Der Traum vom Mitregieren ist wohl bei der AfD noch nicht ganz ausgeträumt. Nach dem vorläufigen amtlichen Endergebnis hat die CDU 29,7 Prozent und die AfD 18,8 Prozent geholt. Zum wiederholten Mal hat sich die AfD der CDU angeboten. Rein rechnerisch wäre eine Koalition möglich. Markus Frohnmaier, Co-Landesvorsitzender der AfD, meint dazu: "Es liegt jetzt im Grunde an der CDU, darüber nachzudenken, ob sie die alberne Brandmauerpolitik aufrecht erhalten möchte, sich weiter zum Steigbügelhalter für grüne Politik in Baden-Württemberg macht oder ob man endlich mit der AfD in Gespräche geht."

Da die CDU konsequent eine Zusammenarbeit mit der AfD ablehnt, ist es wahrscheinlicher, dass die AfD in der Opposition bleibt. Der AfD-Co-Landesvorsitzende Emil Sänze hat schon konkrete Forderungen formuliert: "Wir haben als Oppositionspartei den Anspruch, wesentliche Ausschüsse vom Finanzausschuss angefangen auch zu führen."

Arbeit im Ausschuss dürfte schwierig werden

Es gibt insgesamt 16 Ausschüsse, jedes Ministerium hat einen. Und es gibt weitere, wie zum Beispiel das Parlamentarische Kontrollgremium, in dem es um verfassungsschutzrelevante Themen geht. Dort sitzen auch jene Abgeordnete, deren Partei selbst vom Landesamt für Verfassungsschutz als rechtsextremistischer Verdachtsfall beobachtet wird - wie etwa im Fall der AfD. Jedem Ausschuss sitzt ein Parlamentarier vor. Dafür stehen nach derzeitigen Stand bei der SPD zehn Abgeordnete und bei der AfD 35 zur Verfügung.

Wir sind jetzt die einzige demokratische Oppositionsfraktion im neuen Landtag von Baden-Württemberg.

Zudem gibt es noch die Untersuchungsausschüsse. Damit kontrolliert die Opposition die Regierung - zuletzt, als es um die Machenschaften des Inspekteurs der Polizei ging. Aber Untersuchungsausschüsse können nur von zwei Fraktionen oder von einem Viertel der Abgeordneten beantragt werden. Das heißt, die SPD müsste sich in beiden Fällen mit der AfD arrangieren.

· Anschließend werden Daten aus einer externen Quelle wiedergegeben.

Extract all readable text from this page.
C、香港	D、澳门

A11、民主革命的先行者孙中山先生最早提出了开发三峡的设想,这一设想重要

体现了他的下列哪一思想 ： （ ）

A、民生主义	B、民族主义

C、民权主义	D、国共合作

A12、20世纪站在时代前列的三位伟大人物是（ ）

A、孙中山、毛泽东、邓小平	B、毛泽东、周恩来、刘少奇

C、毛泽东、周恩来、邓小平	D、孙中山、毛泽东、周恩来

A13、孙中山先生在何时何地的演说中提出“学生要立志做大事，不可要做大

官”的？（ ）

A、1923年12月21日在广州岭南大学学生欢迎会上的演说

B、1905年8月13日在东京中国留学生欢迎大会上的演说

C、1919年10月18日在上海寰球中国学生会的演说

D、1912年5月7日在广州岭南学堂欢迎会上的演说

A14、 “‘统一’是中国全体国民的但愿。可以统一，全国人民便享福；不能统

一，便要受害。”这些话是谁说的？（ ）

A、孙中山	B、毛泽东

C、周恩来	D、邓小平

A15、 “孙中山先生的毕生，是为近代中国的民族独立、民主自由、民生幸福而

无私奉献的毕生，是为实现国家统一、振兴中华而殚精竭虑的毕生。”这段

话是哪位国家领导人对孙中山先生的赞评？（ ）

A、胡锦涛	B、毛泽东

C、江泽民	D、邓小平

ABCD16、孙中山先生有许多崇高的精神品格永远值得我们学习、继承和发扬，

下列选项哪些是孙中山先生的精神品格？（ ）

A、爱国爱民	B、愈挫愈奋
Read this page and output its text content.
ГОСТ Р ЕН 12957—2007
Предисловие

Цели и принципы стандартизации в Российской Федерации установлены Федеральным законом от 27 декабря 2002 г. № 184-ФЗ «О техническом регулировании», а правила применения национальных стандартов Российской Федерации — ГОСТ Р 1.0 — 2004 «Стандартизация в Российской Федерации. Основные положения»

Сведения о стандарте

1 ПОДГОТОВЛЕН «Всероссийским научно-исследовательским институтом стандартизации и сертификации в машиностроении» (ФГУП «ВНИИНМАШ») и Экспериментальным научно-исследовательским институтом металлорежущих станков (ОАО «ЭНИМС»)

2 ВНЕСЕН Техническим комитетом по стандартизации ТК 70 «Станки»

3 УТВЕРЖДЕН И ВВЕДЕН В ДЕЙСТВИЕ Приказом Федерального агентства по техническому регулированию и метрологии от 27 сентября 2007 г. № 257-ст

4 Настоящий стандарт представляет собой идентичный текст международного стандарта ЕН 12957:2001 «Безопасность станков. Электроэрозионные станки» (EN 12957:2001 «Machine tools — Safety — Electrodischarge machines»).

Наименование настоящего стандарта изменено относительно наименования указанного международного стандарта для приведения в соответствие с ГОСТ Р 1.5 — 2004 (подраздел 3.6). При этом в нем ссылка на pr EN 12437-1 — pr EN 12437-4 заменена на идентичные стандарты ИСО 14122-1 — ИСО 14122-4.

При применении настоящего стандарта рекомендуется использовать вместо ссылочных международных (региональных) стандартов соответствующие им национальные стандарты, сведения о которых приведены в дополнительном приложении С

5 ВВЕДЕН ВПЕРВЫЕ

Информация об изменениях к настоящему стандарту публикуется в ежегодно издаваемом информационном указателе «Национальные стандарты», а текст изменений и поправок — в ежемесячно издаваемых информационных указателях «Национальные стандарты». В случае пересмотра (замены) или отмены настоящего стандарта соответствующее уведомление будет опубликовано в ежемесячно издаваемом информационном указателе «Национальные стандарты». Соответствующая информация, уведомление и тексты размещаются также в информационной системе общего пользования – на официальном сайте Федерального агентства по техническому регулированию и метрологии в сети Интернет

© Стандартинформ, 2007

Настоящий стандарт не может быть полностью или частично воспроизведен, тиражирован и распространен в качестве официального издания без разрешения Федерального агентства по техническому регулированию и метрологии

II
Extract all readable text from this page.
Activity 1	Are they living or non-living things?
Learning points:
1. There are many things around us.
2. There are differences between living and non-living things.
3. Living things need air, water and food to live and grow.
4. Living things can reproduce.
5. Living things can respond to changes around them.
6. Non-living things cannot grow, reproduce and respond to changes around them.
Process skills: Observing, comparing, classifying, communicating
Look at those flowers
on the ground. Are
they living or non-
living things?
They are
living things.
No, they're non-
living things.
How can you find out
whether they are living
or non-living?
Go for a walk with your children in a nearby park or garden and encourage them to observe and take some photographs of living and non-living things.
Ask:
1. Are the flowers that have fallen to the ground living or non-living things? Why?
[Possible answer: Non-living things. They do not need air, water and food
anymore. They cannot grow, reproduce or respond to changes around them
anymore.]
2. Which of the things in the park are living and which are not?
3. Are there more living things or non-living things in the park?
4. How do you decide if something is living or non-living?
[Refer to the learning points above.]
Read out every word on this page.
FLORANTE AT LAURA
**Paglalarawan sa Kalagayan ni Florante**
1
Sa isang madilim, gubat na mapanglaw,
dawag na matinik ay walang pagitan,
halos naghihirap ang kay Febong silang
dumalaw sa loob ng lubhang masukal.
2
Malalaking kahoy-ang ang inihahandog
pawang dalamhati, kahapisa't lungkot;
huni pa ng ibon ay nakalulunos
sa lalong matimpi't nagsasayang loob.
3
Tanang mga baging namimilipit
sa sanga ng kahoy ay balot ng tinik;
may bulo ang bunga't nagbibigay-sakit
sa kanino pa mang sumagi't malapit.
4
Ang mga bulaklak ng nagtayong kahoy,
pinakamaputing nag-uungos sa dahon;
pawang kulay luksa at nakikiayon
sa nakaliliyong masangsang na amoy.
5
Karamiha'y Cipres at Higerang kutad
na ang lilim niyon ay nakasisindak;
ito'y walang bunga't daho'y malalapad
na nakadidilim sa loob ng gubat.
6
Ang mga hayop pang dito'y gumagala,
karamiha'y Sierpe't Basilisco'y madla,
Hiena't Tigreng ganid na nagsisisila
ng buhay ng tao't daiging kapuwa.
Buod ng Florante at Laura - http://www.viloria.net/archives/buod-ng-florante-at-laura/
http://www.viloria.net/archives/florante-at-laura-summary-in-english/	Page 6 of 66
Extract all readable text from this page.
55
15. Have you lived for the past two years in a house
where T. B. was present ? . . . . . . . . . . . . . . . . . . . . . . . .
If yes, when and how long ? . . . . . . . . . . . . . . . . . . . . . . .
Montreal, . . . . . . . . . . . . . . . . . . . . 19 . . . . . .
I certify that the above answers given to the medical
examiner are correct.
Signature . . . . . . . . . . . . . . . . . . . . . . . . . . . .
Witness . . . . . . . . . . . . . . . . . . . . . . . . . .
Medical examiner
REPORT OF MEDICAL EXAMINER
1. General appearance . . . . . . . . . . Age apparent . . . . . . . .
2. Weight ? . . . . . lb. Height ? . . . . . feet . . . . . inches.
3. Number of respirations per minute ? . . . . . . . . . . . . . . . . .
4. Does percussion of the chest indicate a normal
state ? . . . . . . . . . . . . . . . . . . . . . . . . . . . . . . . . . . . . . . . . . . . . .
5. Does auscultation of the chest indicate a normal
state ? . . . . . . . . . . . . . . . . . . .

SPD weiter in der Opposition

Die SPD in Baden-Württemberg ist schwer angeschlagen. Nach 11 Prozent bei der Landtagswahl 2021 stürzte die Partei jetzt auf 5,5 Prozent ab. Die Sozialdemokraten holten das schlechteste Ergebnis im Land überhaupt. Der SPD-Spitzenkandidat Andreas Stoch kündigte noch am Wahlabend seinen Rücktritt als Landespartei- und Fraktionschef an.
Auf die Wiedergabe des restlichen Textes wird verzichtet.